Inside his family’s wrecked mobile home, 10-year-old Gerardo Hernandez holds his nose to block the mildew smell, stepping gingerly over soaked floorboards that buckle under his feet.
He points out the septic tank with a loose concrete cover and explains that snakes have been slithering out of it.
Across the way, his friend Maria Rivera, 13, explains that water rose so high inside the Eddins Mobile Home Park that toilets filled up with mud.
She leads a tour through piles of wet mattresses and sacks of garbage piled chest high, the wreckage pulled from 30 single-wide mobile homes with brown water stains halfway up the walls and spots of black mold appearing on the ceiling.
In the middle of it, near where the family Bible is drying on a porch railing, Rivera spots a colorful piece of paper in the mud.
“My painting!” she says, picking it up and reattaching a red ribbon that lays nearby. “This is from the art show. I got second place.”
The mobile home park sits within sight of well-traveled N.C. 50, an easy walk from Newton Grove’s traffic circle. More than 200 people in this community, most of them migrant workers who tend and pick tobacco, saw water from Beaver Dam Swamp rise up to 10 feet high, soaking their clothing, spoiling their food and carrying off their furniture.
Many of their homes now have holes in the floor and loose walls that wobble. Dozens reported that the landlord had driven through quickly and advised them to pull up carpets.
“That’s all he said,” said Mary Lott, 63, who has lived in her single-wide for 27 years and now has sewer gas seeping in through a broken pipe. “But after carrying the carpet up, where you going to go? No more good to stay in here. No more good. Little snakes through here. Little snakes.”
A call to Manuel Lopez, whom neighbors identified as the landlord, went unanswered Thursday.
After Hurricane Matthew struck on Saturday, residents huddled inside their cars or slept on couches in their still-wet living rooms.
“They had a lobster in their house,” said Maria, pointing to a neighbor who endured a crawfish invasion.
“Two fishes died over there,” Gerardo reported.
Neighbors said the mobile home park holds as many as 300 people when full, and that its population fluctuates depending on work. Some travel back and forth to Mexico, others to Florida.
Maria Rivera’s father Tomas, 42, said his family of five has spent the last 13 years at Eddins, where he works whatever job he can. Most of the residents, he said, are employed by a group called Los Panchos, which carries them by bus to the fields.

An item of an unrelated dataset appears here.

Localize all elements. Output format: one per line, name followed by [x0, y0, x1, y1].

“Everything gone,” he said. “Sleep in my van. My wife. My family. Everything no good.”
On Thursday afternoon, five days after the storm, the Sampson County Department of Social Services arrived to say a shelter would open at Hobbton Middle School. Once there, officials explained through a translator, they could apply for disaster aid.
Volunteers from Smithfield hauled more than three truckloads of blankets, shoes, orange juice and homemade meals Thursday. Two Red Cross volunteers from Kalamazoo, Mich., arrived in a van to pass out supplies. One of them, Jim Kowalski, described the garbage-strewn community as “a mess.”
“It’s so soon after,” said his wife, Nancy. “The wheels aren’t in motion yet.”
Many residents asked how long they would need to stay. Some said the wood would dry out eventually, allowing them to stay. Others, like Martin Rodriguez, who moved to Eddins three months ago and has spent the storm’s aftermath on a mattress under a patch of black mold, will just move on.